6. No obstante lo anterior, es importante discutir brevemente el fundamento que utilizó la Sala Constitucional para rechazar la mencionada Ley, así como también las posibles acciones que pudiese tomar el gobierno de Venezuela toda vez que la instancia más alta de la justicia venezolana ha calificado como una acción de agresión las medidas tomadas por el gobierno estadounidense.

7. En primer lugar, hay que destacar que de entrada, la Sala Constitucional asume – de manera errada – que las medidas que prevé la Ley estadounidense impactan al Estado venezolano. En tal sentido, cabe hacer una primera distinción importante. La Ley no contiene medidas contra el Estado venezolano, sino contra ciertos funcionarios involucrados en violaciones de los derechos humanos.

8. Tal distinción es importante porque no es lo mismo que un Estado tome medidas contra otro Estado que dichas medidas sean contra algunos de sus funcionarios o ciudadanos. Por ejemplo, una medida que podría tomar Estados Unidos contra el Estado venezolano sería la cancelación de las relaciones consulares y por ende la emisión de visas para cualquier ciudadano venezolano que quiera viajar a ese país. Por el contrario, la Ley prevé medidas que sólo afectan a los funcionarios venezolanos que el gobierno de ese país determine que han estado involucrados en violaciones a los derechos humanos.
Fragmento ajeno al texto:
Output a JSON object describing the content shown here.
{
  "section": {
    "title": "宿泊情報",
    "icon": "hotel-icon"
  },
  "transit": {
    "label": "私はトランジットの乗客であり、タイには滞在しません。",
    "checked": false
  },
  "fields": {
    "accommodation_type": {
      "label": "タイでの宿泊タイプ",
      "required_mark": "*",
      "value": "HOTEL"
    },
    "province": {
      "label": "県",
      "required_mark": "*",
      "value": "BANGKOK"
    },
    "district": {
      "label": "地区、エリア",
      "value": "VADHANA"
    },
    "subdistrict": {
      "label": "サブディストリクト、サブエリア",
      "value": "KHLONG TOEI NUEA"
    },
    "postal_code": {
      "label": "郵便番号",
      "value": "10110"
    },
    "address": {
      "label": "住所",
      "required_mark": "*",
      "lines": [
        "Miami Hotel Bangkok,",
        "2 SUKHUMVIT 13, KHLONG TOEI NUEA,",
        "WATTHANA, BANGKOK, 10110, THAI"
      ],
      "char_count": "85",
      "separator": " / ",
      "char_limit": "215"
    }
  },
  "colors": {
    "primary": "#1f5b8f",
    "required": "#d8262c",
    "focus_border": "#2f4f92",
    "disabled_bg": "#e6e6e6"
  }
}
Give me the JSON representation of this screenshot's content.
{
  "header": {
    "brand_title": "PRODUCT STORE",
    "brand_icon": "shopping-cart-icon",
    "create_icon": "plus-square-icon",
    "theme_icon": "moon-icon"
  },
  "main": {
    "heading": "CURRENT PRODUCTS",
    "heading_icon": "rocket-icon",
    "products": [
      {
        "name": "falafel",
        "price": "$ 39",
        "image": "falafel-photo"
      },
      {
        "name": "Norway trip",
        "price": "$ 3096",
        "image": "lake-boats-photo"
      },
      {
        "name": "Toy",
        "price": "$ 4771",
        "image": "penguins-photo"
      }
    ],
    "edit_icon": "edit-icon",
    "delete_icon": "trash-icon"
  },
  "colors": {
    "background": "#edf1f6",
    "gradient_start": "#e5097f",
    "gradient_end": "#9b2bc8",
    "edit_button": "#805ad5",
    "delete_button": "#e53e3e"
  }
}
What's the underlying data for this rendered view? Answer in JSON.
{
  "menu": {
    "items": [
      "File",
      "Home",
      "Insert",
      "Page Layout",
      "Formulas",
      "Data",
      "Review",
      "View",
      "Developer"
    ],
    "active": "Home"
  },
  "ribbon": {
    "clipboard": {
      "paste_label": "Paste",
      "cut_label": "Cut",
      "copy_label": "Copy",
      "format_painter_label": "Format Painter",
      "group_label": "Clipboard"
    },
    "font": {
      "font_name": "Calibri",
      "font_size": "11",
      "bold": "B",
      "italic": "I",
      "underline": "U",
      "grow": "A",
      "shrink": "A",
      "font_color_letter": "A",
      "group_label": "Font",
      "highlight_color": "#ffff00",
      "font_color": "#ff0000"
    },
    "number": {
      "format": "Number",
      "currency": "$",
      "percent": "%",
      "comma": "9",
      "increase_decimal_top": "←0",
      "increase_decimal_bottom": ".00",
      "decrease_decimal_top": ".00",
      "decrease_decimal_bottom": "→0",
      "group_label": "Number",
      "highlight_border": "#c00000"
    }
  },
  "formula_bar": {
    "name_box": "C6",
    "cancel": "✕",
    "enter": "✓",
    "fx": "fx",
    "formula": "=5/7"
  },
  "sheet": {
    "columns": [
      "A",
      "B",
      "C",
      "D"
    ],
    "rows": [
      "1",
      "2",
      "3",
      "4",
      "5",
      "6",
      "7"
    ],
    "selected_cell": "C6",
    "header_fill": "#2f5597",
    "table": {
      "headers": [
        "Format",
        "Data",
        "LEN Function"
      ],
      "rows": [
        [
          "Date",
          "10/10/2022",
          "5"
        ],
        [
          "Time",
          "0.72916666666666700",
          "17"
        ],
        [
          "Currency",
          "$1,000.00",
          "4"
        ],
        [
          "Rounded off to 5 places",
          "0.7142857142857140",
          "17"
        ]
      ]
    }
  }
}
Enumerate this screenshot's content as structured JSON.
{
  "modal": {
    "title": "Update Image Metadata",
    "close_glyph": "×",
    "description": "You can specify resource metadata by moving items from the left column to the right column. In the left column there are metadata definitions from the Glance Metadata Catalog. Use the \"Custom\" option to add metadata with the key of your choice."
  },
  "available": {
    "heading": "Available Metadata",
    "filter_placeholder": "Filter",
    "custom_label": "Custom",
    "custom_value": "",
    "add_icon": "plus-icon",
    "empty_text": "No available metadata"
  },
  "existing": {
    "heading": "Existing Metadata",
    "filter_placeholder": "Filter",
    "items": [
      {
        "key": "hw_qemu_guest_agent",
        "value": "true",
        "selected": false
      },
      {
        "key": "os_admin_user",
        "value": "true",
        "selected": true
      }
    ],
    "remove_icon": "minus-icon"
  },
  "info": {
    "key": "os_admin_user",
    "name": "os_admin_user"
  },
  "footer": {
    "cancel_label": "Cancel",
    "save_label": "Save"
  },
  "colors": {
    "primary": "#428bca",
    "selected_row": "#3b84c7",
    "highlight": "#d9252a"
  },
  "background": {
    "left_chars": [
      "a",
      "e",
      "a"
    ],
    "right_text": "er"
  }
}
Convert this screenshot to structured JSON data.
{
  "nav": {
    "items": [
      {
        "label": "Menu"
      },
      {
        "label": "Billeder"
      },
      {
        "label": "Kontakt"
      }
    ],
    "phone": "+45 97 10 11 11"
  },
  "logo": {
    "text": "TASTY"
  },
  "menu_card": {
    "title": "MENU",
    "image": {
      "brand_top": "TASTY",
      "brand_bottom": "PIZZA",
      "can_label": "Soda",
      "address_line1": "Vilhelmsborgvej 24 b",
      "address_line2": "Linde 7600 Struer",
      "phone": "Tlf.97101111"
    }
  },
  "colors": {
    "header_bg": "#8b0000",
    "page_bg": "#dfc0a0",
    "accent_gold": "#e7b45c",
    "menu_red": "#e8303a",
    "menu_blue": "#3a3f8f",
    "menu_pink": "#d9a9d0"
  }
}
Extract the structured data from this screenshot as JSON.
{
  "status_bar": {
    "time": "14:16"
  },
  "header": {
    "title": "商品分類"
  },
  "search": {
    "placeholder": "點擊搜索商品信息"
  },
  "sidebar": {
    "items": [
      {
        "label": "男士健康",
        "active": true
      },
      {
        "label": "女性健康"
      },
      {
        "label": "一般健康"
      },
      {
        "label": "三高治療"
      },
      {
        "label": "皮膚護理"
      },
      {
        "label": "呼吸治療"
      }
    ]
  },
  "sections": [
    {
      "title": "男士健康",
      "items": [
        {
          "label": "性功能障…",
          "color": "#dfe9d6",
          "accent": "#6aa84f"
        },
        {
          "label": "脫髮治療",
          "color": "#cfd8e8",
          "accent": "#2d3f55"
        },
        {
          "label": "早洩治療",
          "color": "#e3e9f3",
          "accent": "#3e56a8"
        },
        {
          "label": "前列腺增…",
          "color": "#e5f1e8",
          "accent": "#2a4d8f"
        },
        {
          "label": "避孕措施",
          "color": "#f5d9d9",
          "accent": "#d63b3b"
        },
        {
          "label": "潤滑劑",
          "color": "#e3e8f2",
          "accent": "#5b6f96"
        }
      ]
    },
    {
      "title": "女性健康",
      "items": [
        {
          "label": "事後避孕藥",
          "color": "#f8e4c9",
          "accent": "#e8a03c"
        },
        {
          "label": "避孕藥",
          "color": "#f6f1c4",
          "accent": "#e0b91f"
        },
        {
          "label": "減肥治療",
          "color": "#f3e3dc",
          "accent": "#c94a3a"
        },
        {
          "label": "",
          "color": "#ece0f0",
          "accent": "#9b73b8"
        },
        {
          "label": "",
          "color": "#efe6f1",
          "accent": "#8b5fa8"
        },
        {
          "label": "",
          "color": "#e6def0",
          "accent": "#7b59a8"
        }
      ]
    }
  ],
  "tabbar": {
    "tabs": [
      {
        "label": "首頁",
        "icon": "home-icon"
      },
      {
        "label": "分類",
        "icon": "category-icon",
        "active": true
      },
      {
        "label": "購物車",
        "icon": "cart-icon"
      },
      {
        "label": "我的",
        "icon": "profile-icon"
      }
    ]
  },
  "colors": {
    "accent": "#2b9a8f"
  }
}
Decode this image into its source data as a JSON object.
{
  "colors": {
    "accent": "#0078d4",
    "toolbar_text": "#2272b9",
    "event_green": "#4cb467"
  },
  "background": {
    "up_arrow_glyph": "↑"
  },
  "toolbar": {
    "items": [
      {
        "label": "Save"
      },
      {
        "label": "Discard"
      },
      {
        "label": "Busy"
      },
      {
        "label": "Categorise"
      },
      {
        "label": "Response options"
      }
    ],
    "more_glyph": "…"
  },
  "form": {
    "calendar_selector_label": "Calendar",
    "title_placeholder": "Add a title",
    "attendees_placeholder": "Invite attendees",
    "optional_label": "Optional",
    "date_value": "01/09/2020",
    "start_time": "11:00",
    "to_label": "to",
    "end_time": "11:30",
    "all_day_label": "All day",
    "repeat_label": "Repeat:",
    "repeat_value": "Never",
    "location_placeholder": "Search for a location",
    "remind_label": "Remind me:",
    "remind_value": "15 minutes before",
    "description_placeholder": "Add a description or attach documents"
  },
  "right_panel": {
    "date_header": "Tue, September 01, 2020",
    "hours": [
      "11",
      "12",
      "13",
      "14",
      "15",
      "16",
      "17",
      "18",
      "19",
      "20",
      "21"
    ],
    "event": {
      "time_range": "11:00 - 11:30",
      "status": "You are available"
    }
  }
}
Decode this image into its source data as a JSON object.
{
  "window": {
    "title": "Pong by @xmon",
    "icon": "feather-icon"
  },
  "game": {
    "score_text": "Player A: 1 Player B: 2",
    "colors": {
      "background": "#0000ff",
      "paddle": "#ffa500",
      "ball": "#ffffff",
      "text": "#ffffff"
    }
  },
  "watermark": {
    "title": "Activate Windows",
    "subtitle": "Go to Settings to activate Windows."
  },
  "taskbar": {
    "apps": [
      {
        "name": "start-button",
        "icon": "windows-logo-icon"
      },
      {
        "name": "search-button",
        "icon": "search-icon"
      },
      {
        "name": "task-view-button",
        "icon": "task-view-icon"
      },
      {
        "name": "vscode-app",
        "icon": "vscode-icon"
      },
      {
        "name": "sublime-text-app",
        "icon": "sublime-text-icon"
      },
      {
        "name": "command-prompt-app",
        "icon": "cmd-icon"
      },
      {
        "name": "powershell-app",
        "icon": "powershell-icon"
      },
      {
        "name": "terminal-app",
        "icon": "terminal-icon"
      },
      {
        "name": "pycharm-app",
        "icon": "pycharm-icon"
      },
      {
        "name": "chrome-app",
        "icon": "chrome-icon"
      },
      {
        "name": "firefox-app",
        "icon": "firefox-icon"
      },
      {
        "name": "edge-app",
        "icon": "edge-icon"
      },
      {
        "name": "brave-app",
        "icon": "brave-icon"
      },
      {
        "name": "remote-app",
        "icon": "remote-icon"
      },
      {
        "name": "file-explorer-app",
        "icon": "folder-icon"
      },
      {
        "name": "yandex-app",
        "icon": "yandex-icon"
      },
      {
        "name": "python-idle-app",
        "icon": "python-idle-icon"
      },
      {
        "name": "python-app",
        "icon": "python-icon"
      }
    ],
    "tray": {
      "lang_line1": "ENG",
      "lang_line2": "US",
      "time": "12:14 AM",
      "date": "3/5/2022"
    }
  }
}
9. Con respecto a esa determinación, sí hay que aclarar que somos de la opinión que es lamentable que el gobierno de Estados Unidos haya procedido a tomar medidas contra ciertos funcionarios sin publicar sus nombres ni las pruebas concretas de las violaciones a los derechos humanos por las cuales esos funcionarios están siendo objeto de las medidas que prevé la Ley. No obstante, ello no afecta el análisis jurídico sobre la legalidad de la Ley bajo el derecho internacional.

10. Dicho eso, en su sentencia, la Sala Constitucional determina que la Ley de Estados Unidos constituye una violación a los principios de soberanía, independencia, igualdad soberana y no intervención en los asuntos internos de otros Estados. Estos principios son reconocidos tanto en la Constitución de 1999 como en el derecho internacional.


11. En relación a la soberanía, la Sala se dedica simplemente a reproducir lo que este principio significa, pero no explica en qué sentido la Ley dictada en Estados Unidos limita verdaderamente el poder del Estado [venezolano] para comportarse tanto en los asuntos internos como externos según su voluntad”.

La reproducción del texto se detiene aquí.